2. Partitioning by date + sort matched with filters.
3. Enable data skipping (min-max) and bloom for id fields.
4. One MV for hot metric (payments 7d).
5. Dashboard SLI: p95, scanned bytes, skipped share, small files.
30-90 days
1. JSON paths: inverted indexes + materialization.
2. Lake: Compaction and Z-order/clustering by 2-3 keys.
3. Key/Projection Auto Advisor; regular ANALYZE.
4. Revision of batches (day→week) where "small files."
3-6 months
1. MV/projection catalog with versioning and SLA.
2. Vector indices for recommendations/anti-fraud.

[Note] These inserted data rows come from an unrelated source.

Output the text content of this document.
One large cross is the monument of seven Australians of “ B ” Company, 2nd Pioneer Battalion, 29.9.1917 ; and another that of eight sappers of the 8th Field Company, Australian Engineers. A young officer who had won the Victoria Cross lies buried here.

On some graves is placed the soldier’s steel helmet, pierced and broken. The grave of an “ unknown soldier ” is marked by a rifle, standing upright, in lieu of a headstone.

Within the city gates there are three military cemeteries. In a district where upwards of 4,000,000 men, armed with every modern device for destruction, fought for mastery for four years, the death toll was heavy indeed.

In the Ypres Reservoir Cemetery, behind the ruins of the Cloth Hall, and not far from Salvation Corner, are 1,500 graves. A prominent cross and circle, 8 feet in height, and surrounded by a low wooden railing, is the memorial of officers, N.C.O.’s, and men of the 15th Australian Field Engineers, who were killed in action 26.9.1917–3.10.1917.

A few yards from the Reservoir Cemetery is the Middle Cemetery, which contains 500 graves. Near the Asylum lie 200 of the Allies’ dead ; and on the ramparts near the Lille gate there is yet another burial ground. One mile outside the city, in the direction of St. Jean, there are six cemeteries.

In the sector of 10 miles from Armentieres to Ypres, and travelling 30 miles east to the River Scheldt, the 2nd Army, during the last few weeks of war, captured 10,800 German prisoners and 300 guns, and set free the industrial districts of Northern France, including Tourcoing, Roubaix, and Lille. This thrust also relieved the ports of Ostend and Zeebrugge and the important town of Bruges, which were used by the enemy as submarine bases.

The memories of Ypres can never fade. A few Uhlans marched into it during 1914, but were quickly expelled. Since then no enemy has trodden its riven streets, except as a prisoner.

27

3. Unified SLO policy and budgets $/request; degradation alerts.
4. Index privacy audit, geo/tenant isolation.
16) RACI
Data Platform (R): parties/indexes/compacts, auto-advisers, monitoring.
Analytics/BI (R): MV/projections for dashboards, query profiling.
Domain Owners (C): criteria for hot slices and filters.
Security/DPO (A/R): privacy, PII policies, geo/tenant keys.
SRE/Observability (C): SLO/alerting, kapasiti for compactions.
Finance (C): budgets $/query and savings from indexes.
17) Related Sections
Data Schemas and Evolution, Data Validation, DataOps Practices, Anomaly and Correlation Analysis, Analytics and Metrics API, Data Clustering, Dimension Reduction, MLOps: Model Exploitation.
Total
Analytical storage indexing is a strategy, not "create an index on everything." Correct partitions and sorting, data skipping and bloom, thoughtful MV/projections and regular compression give fast and predictable queries at a controlled cost and without risk to privacy. For iGaming, this means operational solutions for payments, providers and RG/AML - within SLA and budget.